Monday, 21 November 2011

A third party? Virophage control of host-virus dynamics

Antarctic lakes are an example of a microbially dominated ecosystem; they support a low number of metazoans. In truncated food webs such as these viruses are expected to have an increased role in the microbial loop.
Because of the low complexity of Antarctic lake systems it is possible to do whole community-based molecular analyses, with the idea that the role of viruses in microbial dynamics can be more understood, it is this that is the paper’s aim.
This paper reports the analysis of surface water from Organic Lake, highlighting the presence of a previously described virophage, a small eukaryotic virus that requires a helper Acanthamoeba polyphaga mimivirus (APMV) to replicate.

A complete genome was constructed for the Organic Lake virophage (OLV) (only the second described after Sputnik), and near complete genomes of its probable helper Organic Lake pychodnaviruses (OLPVs).

Water and microbial biomass samples were collected from Organic Lake, Antarctica, in December 2006. Organic Lake is hyper-saline, shallow (7m) and meromictic (stratified), with varying surface temperatures (-14 to +15 C).

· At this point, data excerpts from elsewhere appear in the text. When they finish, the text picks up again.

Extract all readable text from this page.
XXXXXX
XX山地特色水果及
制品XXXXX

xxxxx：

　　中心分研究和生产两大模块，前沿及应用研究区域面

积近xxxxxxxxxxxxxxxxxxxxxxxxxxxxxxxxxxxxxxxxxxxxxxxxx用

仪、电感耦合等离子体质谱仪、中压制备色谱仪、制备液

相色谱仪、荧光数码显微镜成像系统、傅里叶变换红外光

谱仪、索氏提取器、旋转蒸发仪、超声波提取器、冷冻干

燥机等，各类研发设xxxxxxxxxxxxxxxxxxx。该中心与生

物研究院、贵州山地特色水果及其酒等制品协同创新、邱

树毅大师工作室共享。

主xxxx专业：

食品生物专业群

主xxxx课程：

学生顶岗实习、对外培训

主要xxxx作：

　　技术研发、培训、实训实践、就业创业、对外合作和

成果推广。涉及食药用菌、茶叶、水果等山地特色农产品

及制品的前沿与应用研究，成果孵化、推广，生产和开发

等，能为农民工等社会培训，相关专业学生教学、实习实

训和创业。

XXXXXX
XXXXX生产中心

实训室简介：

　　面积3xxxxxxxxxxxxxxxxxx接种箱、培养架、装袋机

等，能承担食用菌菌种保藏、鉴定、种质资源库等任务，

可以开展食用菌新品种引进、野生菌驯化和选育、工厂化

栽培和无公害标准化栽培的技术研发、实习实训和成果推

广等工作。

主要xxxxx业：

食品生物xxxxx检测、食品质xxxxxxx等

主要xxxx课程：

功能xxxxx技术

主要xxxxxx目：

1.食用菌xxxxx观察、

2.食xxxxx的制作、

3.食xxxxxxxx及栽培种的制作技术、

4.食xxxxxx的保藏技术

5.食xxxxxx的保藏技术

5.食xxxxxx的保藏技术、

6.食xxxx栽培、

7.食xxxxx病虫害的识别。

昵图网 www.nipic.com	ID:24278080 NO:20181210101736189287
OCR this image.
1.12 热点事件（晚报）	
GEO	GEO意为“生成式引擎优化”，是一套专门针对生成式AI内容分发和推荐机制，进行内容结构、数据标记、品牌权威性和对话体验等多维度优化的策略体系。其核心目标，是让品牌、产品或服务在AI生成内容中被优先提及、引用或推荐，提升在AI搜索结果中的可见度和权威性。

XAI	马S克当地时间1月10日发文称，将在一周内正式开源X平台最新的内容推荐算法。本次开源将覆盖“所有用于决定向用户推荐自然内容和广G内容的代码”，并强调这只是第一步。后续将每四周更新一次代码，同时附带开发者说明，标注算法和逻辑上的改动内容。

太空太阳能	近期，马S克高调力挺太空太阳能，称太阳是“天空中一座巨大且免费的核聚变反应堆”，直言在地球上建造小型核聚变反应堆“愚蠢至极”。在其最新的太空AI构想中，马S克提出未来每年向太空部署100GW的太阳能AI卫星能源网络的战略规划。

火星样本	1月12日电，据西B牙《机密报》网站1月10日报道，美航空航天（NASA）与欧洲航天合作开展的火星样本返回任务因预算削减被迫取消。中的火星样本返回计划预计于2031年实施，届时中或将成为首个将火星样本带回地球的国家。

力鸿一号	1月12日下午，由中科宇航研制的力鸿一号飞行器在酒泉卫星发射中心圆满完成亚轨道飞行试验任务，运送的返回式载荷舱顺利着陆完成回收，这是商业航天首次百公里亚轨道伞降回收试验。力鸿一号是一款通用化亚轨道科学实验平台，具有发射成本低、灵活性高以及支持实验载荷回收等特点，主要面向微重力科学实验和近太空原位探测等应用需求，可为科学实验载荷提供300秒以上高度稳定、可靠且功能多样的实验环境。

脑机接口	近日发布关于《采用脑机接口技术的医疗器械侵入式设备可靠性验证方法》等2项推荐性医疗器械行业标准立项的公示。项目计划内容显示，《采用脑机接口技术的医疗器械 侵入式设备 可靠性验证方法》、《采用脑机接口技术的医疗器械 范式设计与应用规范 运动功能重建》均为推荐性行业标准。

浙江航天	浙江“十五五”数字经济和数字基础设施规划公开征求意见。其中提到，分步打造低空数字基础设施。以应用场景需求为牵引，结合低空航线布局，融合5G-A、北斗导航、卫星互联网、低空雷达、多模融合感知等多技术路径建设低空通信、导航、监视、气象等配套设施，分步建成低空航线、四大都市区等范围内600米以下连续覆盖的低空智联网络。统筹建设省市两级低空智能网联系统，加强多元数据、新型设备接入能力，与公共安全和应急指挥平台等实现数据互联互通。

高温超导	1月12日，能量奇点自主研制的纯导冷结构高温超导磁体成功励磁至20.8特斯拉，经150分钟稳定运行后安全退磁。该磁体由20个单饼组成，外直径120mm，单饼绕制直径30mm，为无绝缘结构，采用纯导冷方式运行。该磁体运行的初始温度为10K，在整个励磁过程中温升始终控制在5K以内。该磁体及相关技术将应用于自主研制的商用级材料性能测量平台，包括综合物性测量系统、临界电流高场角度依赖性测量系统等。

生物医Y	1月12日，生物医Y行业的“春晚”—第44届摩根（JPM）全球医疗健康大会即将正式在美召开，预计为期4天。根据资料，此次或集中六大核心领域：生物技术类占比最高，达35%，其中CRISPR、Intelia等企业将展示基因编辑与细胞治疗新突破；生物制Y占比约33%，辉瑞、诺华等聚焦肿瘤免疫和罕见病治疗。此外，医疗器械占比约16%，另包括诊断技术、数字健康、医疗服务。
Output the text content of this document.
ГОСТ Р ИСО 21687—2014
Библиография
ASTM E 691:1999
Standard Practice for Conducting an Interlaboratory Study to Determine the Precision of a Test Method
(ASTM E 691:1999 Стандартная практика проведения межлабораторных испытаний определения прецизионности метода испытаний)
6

Viral abundance has been reported to increase with trophic status and with salinity in Antarctic lakes.

Using PCR and sequencing it is known that the virophage genome is circular (like the genome of Sputnik). With the use of TEM virus-like particles were found that were similar in size and morphology to Sputnik. The large number of homologs indicates that Sputnik and the OLV also have physiological similarities. However, the OLV is different from Sputnik because proteins share 27-42% amino acid identity.

There is evidence for gene exchange and possible coevolution between virophages and pychodnaviruses (PVs). From comparison between OLV and OLPV a 7,408-bp region was identified in OLV encoding six proteins with identity (32-65%) to sequences in OLPV. Genes from this region of OLV can be mapped to OLPV.

To test how OLV affects OLPV and host population dynamics, OLV was modelled as an extra predator in a Lotka-Volterra simulation, with the model revealing that the virophage stimulates the flux of secondary production through the microbial loop by reducing overall mortality of the host algal cell after a bloom and also by increasing the frequency of blooms during the summer light periods.

Two years after the initial samples were taken, in November and December 2008, it was found that sequences with 99% amino acid identity to OLV persisted. Also, sequences with lower identity (25-90%) were detected, signifying that OLVs are diverse.

Surface samples from a nearby lake (Ace Lake), had a large number of sequences matching OLV and PVs. In further water samples including tropical lakes, an estuary and an ocean upwelling site virophage signatures were also discovered.

This paper specifies that many virophages exist, and that they play an important, previously unrecognised role in regulating the host-virus interactions, and therefore influencing ecosystem function in aquatic environments.

Although the paper mainly focuses on Antarctic lakes, virophages have also been found in marine environments. It is possible that with further research more virophages will be found in more marine environments. I personally found this paper a hard read, but with perseverance I found it an interesting read none-the-less. I believe this paper will be the first of many more discovering virophages.

A review of;
Yau S, Lauro FM, DeMaere MZ, Brown MV, Thomas T, Raftery MJ, Andrews-Pfannkock C, Lewis M, Hoffman JM, Gibson JA and Cavicchioli R (2011) ‘Virophage control of Antarctic algal host-virus dynamics' PNAS. 108(15), 6163-6168.

1 comment:

Colin Munn said...

This is a really hot area of research and we will be exploring in the seminar. Sputnik was the first such virophage, infecting Mimivirus. A virophage has recently been found associated with the Cafeteria roenbergensis virus. since C. roenbergensis is one of the most abundant grazing protists, the concept discovered in Organic Lake shows that there is another layer of complexity controlling host populations and influencing nutrient flow.